Harga minyak mentah naik karena kekhawatiran pasokan baru
BARU YORK – Harga minyak global naik pada hari Kamis di tengah kekhawatiran mengenai terhentinya produksi minyak akibat Badai Ivan dan badai baru yang dapat menunda impor memasuki Teluk Meksiko.
Minyak mentah ringan AS menguat 30 sen menjadi $43,88 per barel Bursa Perdagangan New York (Mencari), sementara minyak mentah Brent di London naik 45 sen menjadi $40,80.
Badai Ivan melanda bagian timur sebagian besar operasi minyak dan gas pada hari Kamis, namun sejauh ini telah menghentikan hampir 4 juta barel produksi minyak mentah dari Teluk dari Senin hingga Kamis, menurut federal Layanan Manajemen Mineral (Mencari).
“Masih akan ada penundaan pengiriman, terutama karena Badai Jeanne,” tambah Ed Silliere Pedagang Energi LLC (Mencari), mengatakan tentang badai baru, yang diperkirakan tidak akan memasuki Teluk Meksiko, namun dapat menunda masuknya impor ke dalamnya.
“Meskipun kondisi Ivan tidak seburuk yang kita duga, diperlukan waktu untuk memulihkan kilang dan mungkin akan terjadi kerusakan yang berkepanjangan,” katanya.
Ivan juga menutup total delapan kilang, atau sekitar 13 persen dari kapasitas penyulingan AS. Pada hari Kamis, hanya setengah dari pabrik tersebut yang beroperasi kembali, dan kilang minyak ChevronTexaco di Pascagoula, Miss., yang berkapasitas 325.000 barel per hari, merupakan pabrik terbesar yang telah ditutup sepenuhnya, masih mengalami pemadaman listrik pada hari Kamis.
Ekonom Minyak SG Deborah White menunjuk pada penundaan dalam memulai kembali kapasitas penyulingan setelah pemadaman akibat badai sebelumnya.
“Jika Anda melihat kembali saat Badai Lili melanda pada bulan Oktober 2002, kita kehilangan rata-rata 1,1 juta barel per hari produksi minyak mentah pada minggu badai tersebut terjadi, dan pada minggu berikutnya kita kehilangan setengah juta barel per hari,” katanya.

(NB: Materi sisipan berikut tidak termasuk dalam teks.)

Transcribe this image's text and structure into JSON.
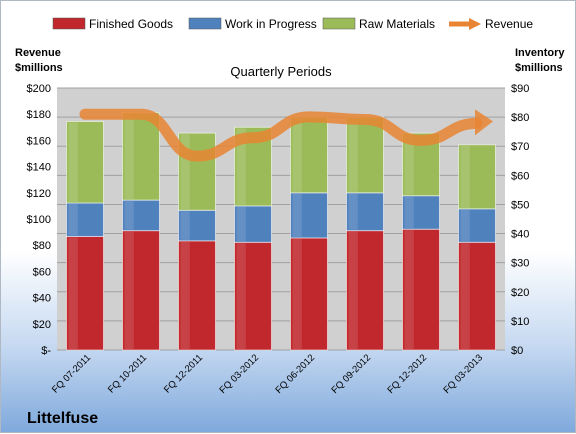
{
  "chart_data": {
    "type": "bar",
    "subtitle": "Quarterly Periods",
    "categories": [
      "FQ 07-2011",
      "FQ 10-2011",
      "FQ 12-2011",
      "FQ 03-2012",
      "FQ 06-2012",
      "FQ 09-2012",
      "FQ 12-2012",
      "FQ 03-2013"
    ],
    "stacked": true,
    "series": [
      {
        "name": "Finished Goods",
        "type": "bar",
        "axis": "right",
        "color": "#c0282d",
        "values": [
          39,
          41,
          37.5,
          37,
          38.5,
          41,
          41.5,
          37
        ]
      },
      {
        "name": "Work in Progress",
        "type": "bar",
        "axis": "right",
        "color": "#4f81bd",
        "values": [
          11.5,
          10.5,
          10.5,
          12.5,
          15.5,
          13,
          11.5,
          11.5
        ]
      },
      {
        "name": "Raw Materials",
        "type": "bar",
        "axis": "right",
        "color": "#9bbb59",
        "values": [
          28,
          30,
          26.5,
          27,
          26,
          26,
          21.5,
          22
        ]
      },
      {
        "name": "Revenue",
        "type": "line",
        "axis": "left",
        "color": "#e88532",
        "values": [
          180,
          180,
          148,
          162,
          178,
          176,
          160,
          173
        ]
      }
    ],
    "left_axis": {
      "title_line1": "Revenue",
      "title_line2": "$millions",
      "ylim": [
        0,
        200
      ],
      "ticks": [
        0,
        20,
        40,
        60,
        80,
        100,
        120,
        140,
        160,
        180,
        200
      ],
      "tick_labels": [
        "$-",
        "$20",
        "$40",
        "$60",
        "$80",
        "$100",
        "$120",
        "$140",
        "$160",
        "$180",
        "$200"
      ]
    },
    "right_axis": {
      "title_line1": "Inventory",
      "title_line2": "$millions",
      "ylim": [
        0,
        90
      ],
      "ticks": [
        0,
        10,
        20,
        30,
        40,
        50,
        60,
        70,
        80,
        90
      ],
      "tick_labels": [
        "$0",
        "$10",
        "$20",
        "$30",
        "$40",
        "$50",
        "$60",
        "$70",
        "$80",
        "$90"
      ]
    },
    "legend_position": "top",
    "grid": true
  },
  "company": "Littelfuse",
  "colors": {
    "plot_background": "#d0d0d0",
    "gridline": "#a0a0a0"
  }
}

Para pedagang khawatir bahwa gangguan pada produksi minyak mentah dan operasi kilang di Teluk AS akan menghambat pasokan yang dibutuhkan untuk memastikan musim dingin bebas masalah.
Dalam foto stok terbarunya, Departemen Energi mengatakan pada hari Rabu bahwa minyak mentah komersial turun 7,1 juta barel, atau 2,5 persen pada minggu lalu, menjadikannya level terendah dalam enam bulan.
Dengan OPEC (Mencari) negara-negara yang memompa mendekati kapasitasnya, minyak mentah itu sendiri tidak mengalami kekurangan pasokan.
Namun kapasitas penyulingan terbatas, yang berarti ada persaingan ketat untuk membeli stok bahan bakar sulingan menjelang musim dingin di belahan bumi utara, dan juga untuk minyak mentah jenis sweet light yang paling sesuai dengan produksi mereka.
Persediaan bahan bakar sulingan, yang hampir tidak meningkat dibandingkan tahun lalu, berada sedikit di bawah rata-rata lima tahun.
Kekhawatiran mengenai keamanan pasokan, terutama dari Irak di mana para penyabot telah melumpuhkan ekspor di wilayah utara dengan rentetan serangan pipa, juga mendorong kenaikan.
Faktor-faktor tersebut berarti bahwa harga, yang turun sekitar $6 dari harga tertinggi $49,40 untuk minyak mentah AS bulan lalu, tidak mendapat banyak dukungan dari perjanjian OPEC pada hari Rabu untuk meningkatkan produksi resmi sebesar 4 persen menjadi 27 juta barel per hari.
Kartel sebenarnya sudah memompa sekitar satu juta barel per hari di atas level tersebut.